The fall of American conservatism.

The conservative movement, as exemplified by Goldwater and Reagan, is moribund because it mistook campaign messaging for actual policy.

The fall of American conservatism.

Though we are still some distance from election day, I think it’s fair to predict that the 2024 U.S. Presidential election will go down as an important one in American history. We’ve already seen some political developments that are highly unusual, if not unprecedented. While it’s always a little dangerous to point at broad historical trends before we have significant hindsight on them, I believe I’m safe in saying that this election will probably figure prominently in future historians’ assessments of the larger trajectories in American politics. The decline—and perhaps the fall—of modern conservatism may be one of those trajectories. If that’s where this historical narrative is going, it may represent the completion of a prominent story in recent American history, and one whose end we could only guess at. Until, perhaps, now.

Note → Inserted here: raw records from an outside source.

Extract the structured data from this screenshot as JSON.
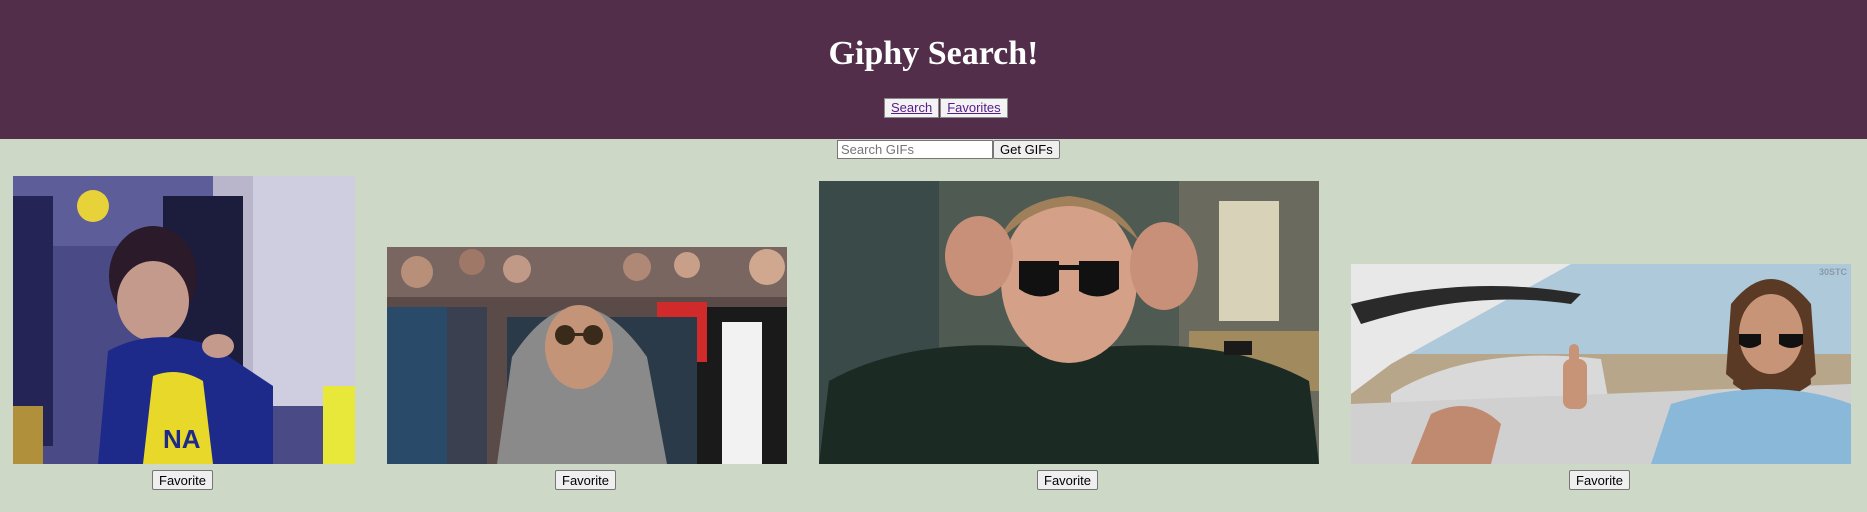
{
  "header": {
    "title": "Giphy Search!",
    "nav": [
      {
        "label": "Search"
      },
      {
        "label": "Favorites"
      }
    ]
  },
  "search": {
    "placeholder": "Search GIFs",
    "value": "",
    "button_label": "Get GIFs"
  },
  "results": [
    {
      "alt": "boy in Pacers jersey pointing at the crowd",
      "favorite_label": "Favorite"
    },
    {
      "alt": "woman in grey hoodie and aviator sunglasses in audience",
      "favorite_label": "Favorite"
    },
    {
      "alt": "young man putting on black sunglasses",
      "favorite_label": "Favorite"
    },
    {
      "alt": "bearded man in convertible giving thumbs up",
      "favorite_label": "Favorite",
      "watermark": "30STC"
    }
  ],
  "colors": {
    "header_bg": "#522e4b",
    "page_bg": "#cdd9c6",
    "link": "#551a8b"
  }
}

The sturm und drang of campaign season, and the way the clueless checked-out media typically covers it as a blue vs. red horse race, tends to obscure a broader truth in recent American history: the conservative movement is a pale shadow of its former self, and its decline has been going on for a long time, 30 years or more. American political historians often talk of a “conservative movement” as the political force that began to coalesce in the mid-1960s and reached its full apogee in the era of Ronald Reagan. The ideological ideas of the movement are familiar to most of us: pro-business, pro-capitalism, stressing the opportunities for private economic gain, resistance to taxation and top-down government regulation, and a desire to roll back—or wholly abolish—any sort of social safety net provided by the state. But, as a means for achieving this political vision, the conservative movement not only appears to have failed, but they seem to have stopped trying to achieve it. Conservatism, in the end, has been co-opted by politics.